SeifAllah Rabie examines what's hindering the trickledown effect of economic growth
Amid last year's financial turmoil Egypt remained among the top recipients of foreign direct investment (FDI) inflows in the region, according to the World Investment Report issued by the UN Conference on Trade and Development (UNCTAD). The report is not the only vote of confidence. The International Financial Corporation has also recognised Egypt as one of the global top reformers in its latest "Doing Business Report". Moreover, the International Monetary Fund (IMF) stated that, "growth in Egypt has picked up steadily since 2004 making it one of the Middle East's fastest growing economies."
Yet the question remains: What is hindering the trickledown effect? Why aren't investments surpassing the borders of Cairo and Giza? Why is the amount of jobs created far less than the amount of issued capital? The Board of Trustees at the General Authority for Investment attempted to answer some of these questions through a study conducted under the title of "A Just Distribution of the Fruits of Growth" . The main goal of the study is to analyse the factors hindering the trickledown effect.
According to the findings of the study, one of the main problems facing the trickledown effect is the proportion of investment to the overall GDP, currently standing at below 19 per cent, and needing to reach at least 25 per cent in order to propel development in the real economy. The study further referred to the history of the inverse relationship between private and public investments.
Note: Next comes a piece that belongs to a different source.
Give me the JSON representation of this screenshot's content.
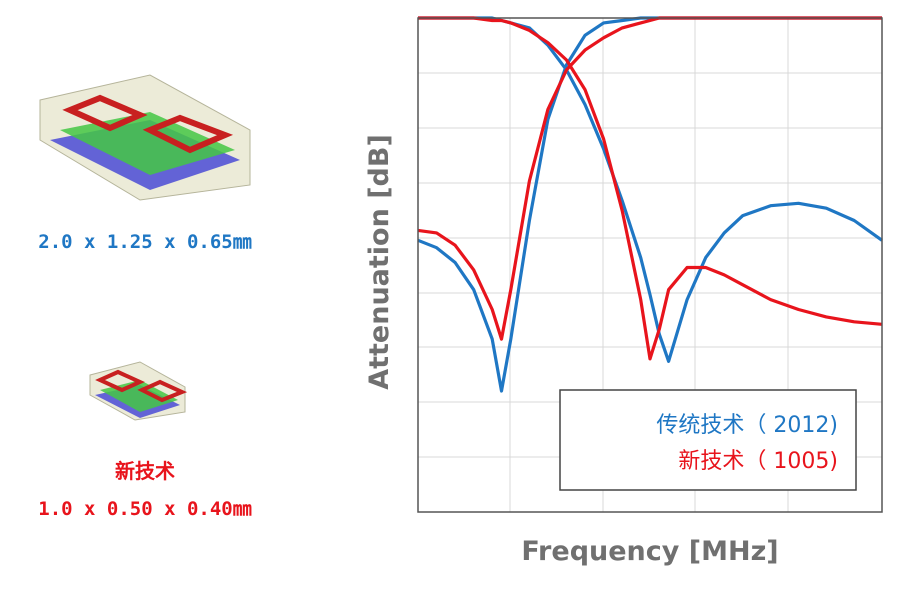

At peak times of public investment, their private counterparts declined immensely. This phenomenon was most apparent during the year 2001-2002, in which public investments increased strongly while private investments plunged 23.5 per cent. Both types of investment should complement rather than substitute one another, as a decline in public investments indicates deterioration in public services, and a fall in private investments is an indication of a stagnant business environment.
Another reason for the crippled trickledown effect is the distorted geographic distribution of investments. During the period from 2000-2007, 34 per cent and 30 per cent of new investments were concentrated in Cairo and Giza respectively. This saturation in only two governorates was a major obstacle to the extension of the fruits of FDI to the rest of Egypt.
The study further drew attention to a very important, yet often ignored, aspect in assessing the larger growth accounting framework, which is total factor productivity. It has been proven that economic growth achieved during the period from 1982-1983 to 2006-2007 was created solely through capital accumulation. Thus, real enhancement of total factor productivity, which will only occur through widespread job creation, was absent. In assessing the period from 2002-2003 to 2006-2007 we find that the petroleum and energy sector, a capital-intensive sector with minimal job creation, has attracted the largest amount of investments, constituting 28 per cent. However, investment in manufacturing and mining, which are labour-intensive industries, did not exceed 12.3 per cent for the same period.
Other reasons such as the rise of the informal sector and the scarcity of a well- educated labour force were mentioned. If only 10 per cent of the labour force is capable of working in the so-called modern economy while the rest are restricted to jobs with low levels of productivity, and hence lower salaries, then the trickledown effect will remain stunted. Even if the informal sector is capable of alleviating unemployment to some extent, it will yet fail to provide decent jobs that reap the fruits of growth and investment.
Mohamed Taymour, chairman of Pharos Holding for Financial Investments and the founder of the renowned financial services institution, EFG-Hermes, stated that the obstacles facing the trickledown effect of FDI and GDP growth rates were all expected and make perfect sense. A new investor would naturally choose to set his business in an area that is most developed in infrastructure, such as Cairo and Giza, and would most probably hire the skilled and educated labour that constitutes the minority of the workforce.
Does this mean that we shall see the fruits of growth and investment in the near future, especially given the latest developments in infrastructure? How much of a time span is needed for the trickledown effect to take place in a country governed by free market policies since the early 1990s? How can the government move the market into strategic sectors that would help in propelling advances in the real economy? All these are genuine questions that need to be asked not only of the government, but also of civil society and the rest of the economic "intelligentsia" in the country, including prominent scholars and research centres.
Society is unfortunately withdrawn in either cynicism or exaggerated optimism. Corporate executives and government officials are more likely to present doubling growth rates and FDI figures to magnify a success story void of any failures. On the other hand, the general public is growing cynical of numbers and is continuously suspecting their manipulation. In this issue particularly, it is important to understand that economic reform in Egypt is in need of immense efforts far beyond doubling GDP growth rates and FDI. Unless a clear strategy resulting from a comprehensive vision is adopted, the disparity in perceiving economic development between the elitist minority of executives and government officials on the one hand and the general public on the other hand will continue to widen.